The reforms will increase the flexibility of code-making under the Act, reduce inconsistency and improve coherence across different legal frameworks with privacy protections, and simplify requirements for transferring personal information overseas, particularly to those countries with substantially similar privacy laws.

Improve control and transparency for individuals over their personal information. The reforms will provide Individuals with greater transparency and control over their information through improved notice and consent mechanisms. The reforms will also explore the scope and application of new rights in relation to personal information and increased avenues to seek redress for interferences with privacy through a direct right of action permitting individuals to apply to the courts for relief for interferences with privacy under the Privacy Act and a new statutory tort for serious invasions of privacy.

● Strengthen enforcement
The reforms will increase enforcement powers for the OAIC, expand the scope of orders the court may make in civil penalty proceedings and empower the courts to consider applications for relief made directly by individuals.

A strategic review of the OAIC and further consideration of its resourcing requirements, including investigating the effectiveness of an industry funding model and establishing litigation funds, will enhance the effectiveness of Australia's privacy regulator.

Australia's Privacy Framework: What you need to know now

Attorney-General Mark Dreyfus recently released the "Government Response to the Privacy Act Review Report". The response agrees to 38 proposals fully, agrees in principle to 68 proposals and notes 10 proposals for further consideration.

Here's what you need to know at a glance:
● Australians can now:
○ Demand that tech companies erase their data
○ Sue for privacy breaches
○ Opt out of being targeted, using sensitive personal information

● Full transparency with AI:
○ The government intends to mandate greater transparency regarding the utilisation of personal data by AI tools.

● Aussie Data Privacy: Taking Cues from GDPR
○ Australia considering adopting similar data privacy regulations akin to Europe's.

● Personalised Advertisements:
○ No approval for rights to opt out of personalised ads or to prevent political parties from targeting based on "sensitive information or traits".

● Transparency Requirement:
○ Entities to be more transparent about personal data use in automated decision-making processes.

What's next?
The government is taking a comprehensive approach to reform, with plans for further consultation and impact analysis before finalising the reform. In 2024, they intend to introduce legislation aimed at safeguarding personal information. Meanwhile, non-legislative proposals, such as new codes and guidance, will be implemented sooner. There will also be further opportunities for public consultation in the next phase.
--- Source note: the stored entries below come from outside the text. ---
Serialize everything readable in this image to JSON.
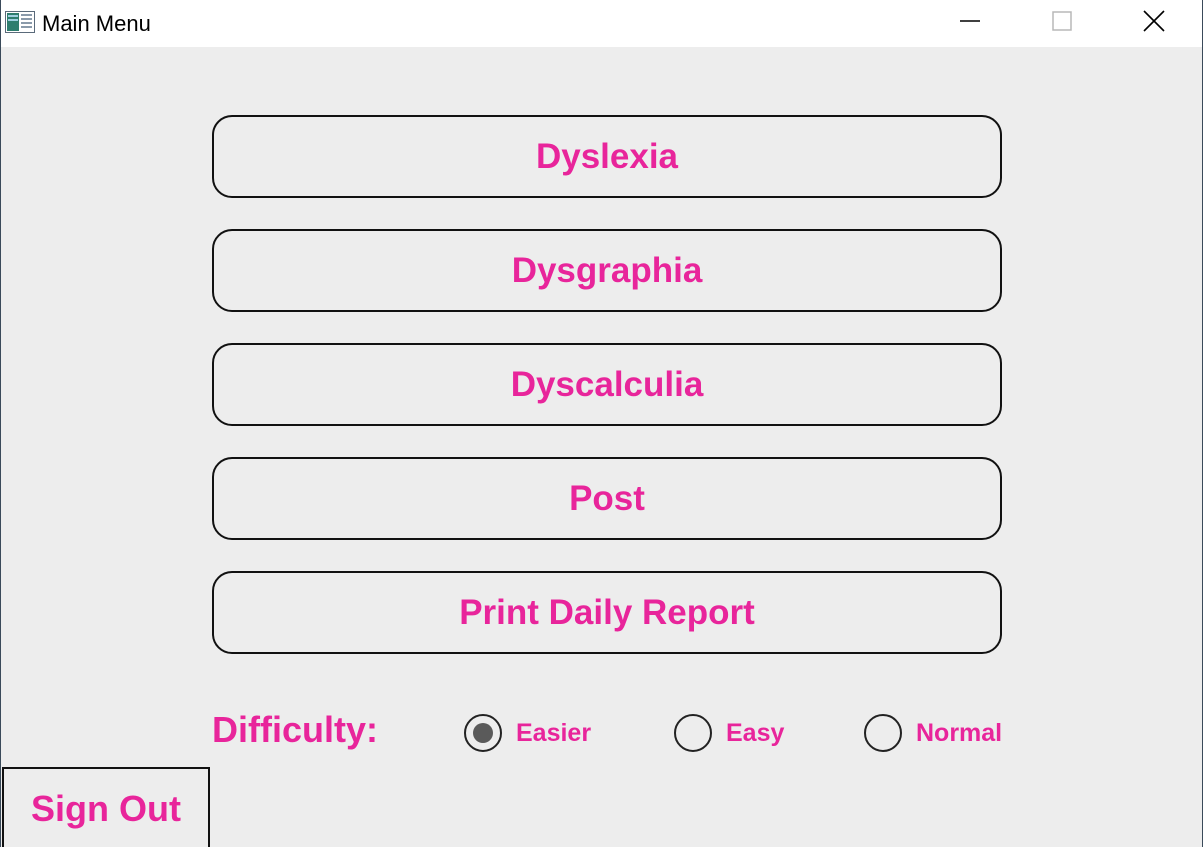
{
  "window": {
    "title": "Main Menu",
    "app_icon": "app-window-icon",
    "controls": {
      "minimize_icon": "minimize-icon",
      "maximize_icon": "maximize-icon",
      "close_icon": "close-icon"
    }
  },
  "menu": {
    "buttons": [
      {
        "label": "Dyslexia"
      },
      {
        "label": "Dysgraphia"
      },
      {
        "label": "Dyscalculia"
      },
      {
        "label": "Post"
      },
      {
        "label": "Print Daily Report"
      }
    ]
  },
  "difficulty": {
    "label": "Difficulty:",
    "options": [
      {
        "label": "Easier",
        "selected": true
      },
      {
        "label": "Easy",
        "selected": false
      },
      {
        "label": "Normal",
        "selected": false
      }
    ]
  },
  "sign_out": {
    "label": "Sign Out"
  },
  "colors": {
    "accent_text": "#e8259b",
    "background": "#ededed"
  }
}
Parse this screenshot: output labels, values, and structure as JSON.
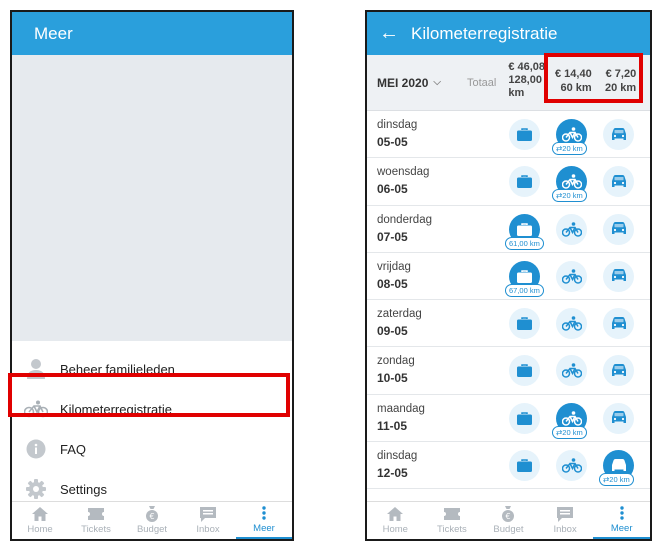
{
  "left": {
    "title": "Meer",
    "menu": [
      {
        "label": "Beheer familieleden",
        "icon": "person-icon"
      },
      {
        "label": "Kilometerregistratie",
        "icon": "bicycle-icon"
      },
      {
        "label": "FAQ",
        "icon": "info-icon"
      },
      {
        "label": "Settings",
        "icon": "gear-icon"
      }
    ]
  },
  "right": {
    "title": "Kilometerregistratie",
    "month": "MEI 2020",
    "totaal_label": "Totaal",
    "total_amount": "€ 46,08",
    "total_km_value": "128,00",
    "total_km_unit": "km",
    "col1_amount": "€ 14,40",
    "col1_km": "60 km",
    "col2_amount": "€ 7,20",
    "col2_km": "20 km",
    "days": [
      {
        "name": "dinsdag",
        "date": "05-05",
        "active": "bike",
        "km": "20 km"
      },
      {
        "name": "woensdag",
        "date": "06-05",
        "active": "bike",
        "km": "20 km"
      },
      {
        "name": "donderdag",
        "date": "07-05",
        "active": "briefcase",
        "km": "61,00 km"
      },
      {
        "name": "vrijdag",
        "date": "08-05",
        "active": "briefcase",
        "km": "67,00 km"
      },
      {
        "name": "zaterdag",
        "date": "09-05",
        "active": "",
        "km": ""
      },
      {
        "name": "zondag",
        "date": "10-05",
        "active": "",
        "km": ""
      },
      {
        "name": "maandag",
        "date": "11-05",
        "active": "bike",
        "km": "20 km"
      },
      {
        "name": "dinsdag",
        "date": "12-05",
        "active": "car",
        "km": "20 km"
      }
    ]
  },
  "tabs": [
    "Home",
    "Tickets",
    "Budget",
    "Inbox",
    "Meer"
  ],
  "colors": {
    "accent": "#2a9fdc",
    "active_tab": "#1f8fd1",
    "highlight": "#e00000"
  }
}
The fuel that propels transformation 
Securing executive buy-in for transformation and adapting to rapid shifts in the consumer and data privacy landscape is critical. However, Arktic Fox's Digital "Marketing In Focus study highlights a glaring obstacle to this transformation." What we found is that while organisations are embracing digital transformation – not enough are succeeding," Sperti points out. "Nearly 40% of leaders stated that one of the key difficulties they face is senior leadership understanding and buy-in. This topped the list."

This is a real problem, she says, adding, "A lack of executive knowledge and understanding when it comes to digital makes it harder to drive alignment and focus. This results in less investment while increasing the likelihood that more leaders and teams work against, not for, the change."

Putting your customer at the centre of the experience is critical for ongoing success. Mounting research suggests that companies that adopt a customer-centric approach tend to outperform their competitors in areas like revenue generation and market share.

Ultimately, embracing these priorities and investing in the necessary resources, whether it's data privacy compliance, personalisation tools or workforce development, is essential for guiding their organisations toward a successful and adaptive future.